Back by popular demand, here is my vegan ‘suet’ recipe for wild birds trying to make it through cold weather. While the insects, fruit, or seeds provided by native plants are the best way to feed birds (because those who eat at feeders are much more likely to get sick and spread disease), there are times when they could use some help getting through frigid days and nights. Small birds especially, with their remarkably rapid metabolism, need to find enough calories for the day but also build up fat reserves to get through their lengthy nighttime fasts—all in the course of the minimal daylight hours of winter. Young birds have it the toughest since they have to compete with mature birds who have better access to food and roosting sites. Despite their amazing abilities to get through cold, stormy winters, some do die during especially stressful times.
This “suet” contains a lot of fat and protein and seems to be more appealing to birds than the traditional, animal-derived suet. It also lacks the probability of antibiotic and who-knows-what-else contamination, and the “yuck” factor inherent in store-bought suet (Wikipedia describes “suet” as “the raw, hard fat of beef or mutton found around the loins and kidneys.” Yumm … ). And, the fats in this recipe used in place of the dead animal lipo — especially the coconut oil — pack in the health benefits. I strongly recommend using organic ingredients whenever possible considering the deplorable loss of birds and other animals to pesticides and the harmful effects of synthetic fertilizers.
This recipe also helps you avoid participating in the sheer misery and environmental destruction associated with animal agriculture. Of course, other solid fats have their pitfalls. I passionately avoid palm oil—the cheap fat linked to climate change, tropical deforestation, habitat degradation, animal cruelty, and indigenous rights abuses—which seems to be found in almost every processed product under the sun these days. And while coconut oil, which I combine in this entree with peanut butter, is far from a perfect ingredient, it is slightly less problematic, especially if you buy organic and fair trade. And, making your own means no plastic to dispose of.
Which birds might flock to this suet? In my yard, a lone, very bossy male yellow-rumped warbler named Rumpy (pictured above) makes a point to come back every winter for his suet, but northern flickers, downy woodpeckers, bushtits, black-capped chickadees, chestnut-backed chickadees, scrub and stellar’s jays, juncos, Bewick’s wrens, nuthatches, and song sparrows are common patrons as well (with Rumpy’s permission, of course).
Here is the recipe for one small (roughly 6 ounce) “cake.” Double the recipe for large feeders.
Bonus points if you use organic ingredients!
¼ cup coconut oil, preferably unrefined
¼ cup unsalted peanut butter, preferably chunky
⅛ cup + 1 to 2 tablespoons raw, unsalted sunflower seeds
⅛ cup + 1 to 2 tablespoons raw coarse corn meal (aka polenta)
⅛ cup + 1 to 2 tablespoons raw millet, hulled or not
1 to 2 tablespoons chopped raisins or other dried fruit, optional
Additional chopped unsalted peanuts or nuts, optional
Directions: Gently warm coconut oil over very low heat (or in microwave under low power) just until it starts melting. Remove from heat and stir in peanut butter, then other ingredients. (Add more dry ingredients if it’s runny.) Spoon the mixture into a mold (small storage containers work well) that will fit your feeder. Cover and freeze on a flat spot for at least an hour before popping it out of the container and placing in your feeder outside.

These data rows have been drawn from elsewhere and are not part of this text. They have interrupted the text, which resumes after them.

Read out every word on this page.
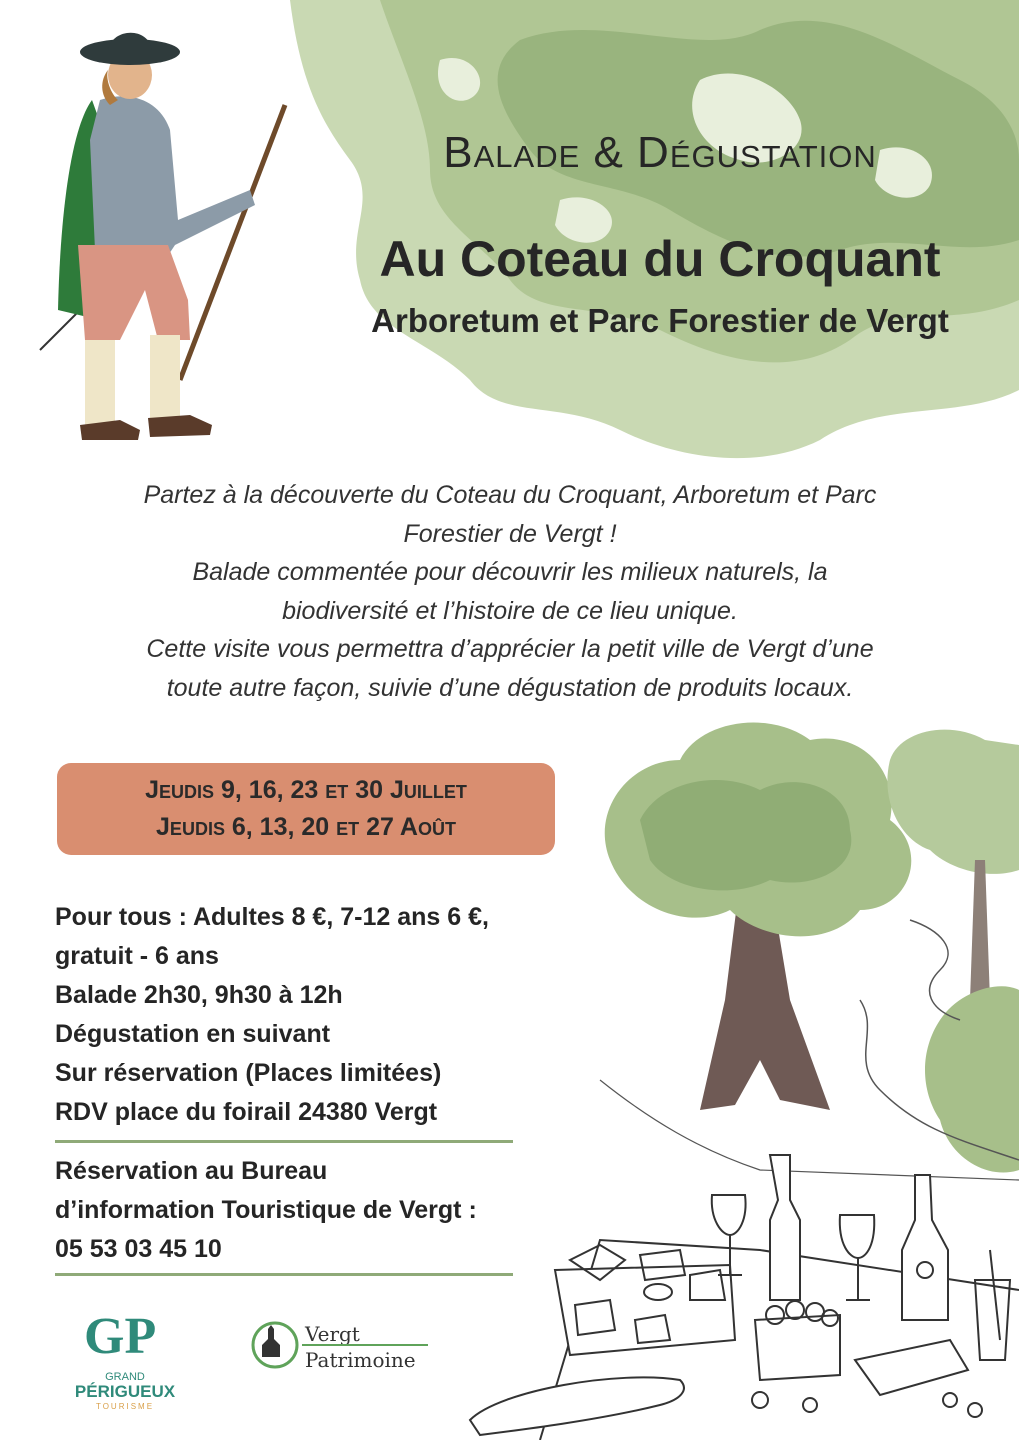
Balade & Dégustation
Au Coteau du Croquant
Arboretum et Parc Forestier de Vergt
Partez à la découverte du Coteau du Croquant, Arboretum et Parc
Forestier de Vergt !
Balade commentée pour découvrir les milieux naturels, la
biodiversité et l’histoire de ce lieu unique.
Cette visite vous permettra d’apprécier la petit ville de Vergt d’une
toute autre façon, suivie d’une dégustation de produits locaux.
Jeudis 9, 16, 23 et 30 Juillet
Jeudis 6, 13, 20 et 27 Août
Pour tous : Adultes 8 €, 7-12 ans 6 €,
gratuit - 6 ans
Balade 2h30, 9h30 à 12h
Dégustation en suivant
Sur réservation (Places limitées)
RDV place du foirail 24380 Vergt
Réservation au Bureau
d’information Touristique de Vergt :
05 53 03 45 10
GP
GRAND
PÉRIGUEUX
TOURISME
Vergt
Patrimoine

If it’s very cold outside I store it in the refrigerator for a few hours so it’s not impenetrably frozen when placed outdoors. Likewise, when nighttime lows are predicted to go below around 30°F I bring the feeder indoors at night and keep it in a cool spot (less than 60°F) and place it outside early the following morning.
♦ This suet is intended only for cold weather and will begin to soften at temperatures above 60º F or so. It will become a drippy mess if subjected to sunlight in such weather.
♦ To prevent disease transmission, be sure to clean suet feeders with hot soapy water and rinse well before each refill. No bleach.
♦ Rotate bird feeder positions to reduce the likelihood of birds eating poop-contaminated food on the ground, and if you have more than one feeder, space them apart to keep birds from getting unnaturally close.
♦ To reduce the chance of window strikes, place all bird feeders either within 3 feet of your house or at least 25 feet away.
♦ To keep squirrels and other rodents at bay, hang feeder on a pole with a squirrel baffle, placed at least 8 feet from any jumping place.
♦ Suet feeders with tail props are nice for woodpeckers like flickers who normally feed with their long tails supported vertically.
♦ Extra cakes may be stored in your freezer for several months or in your refrigerator for a week or two.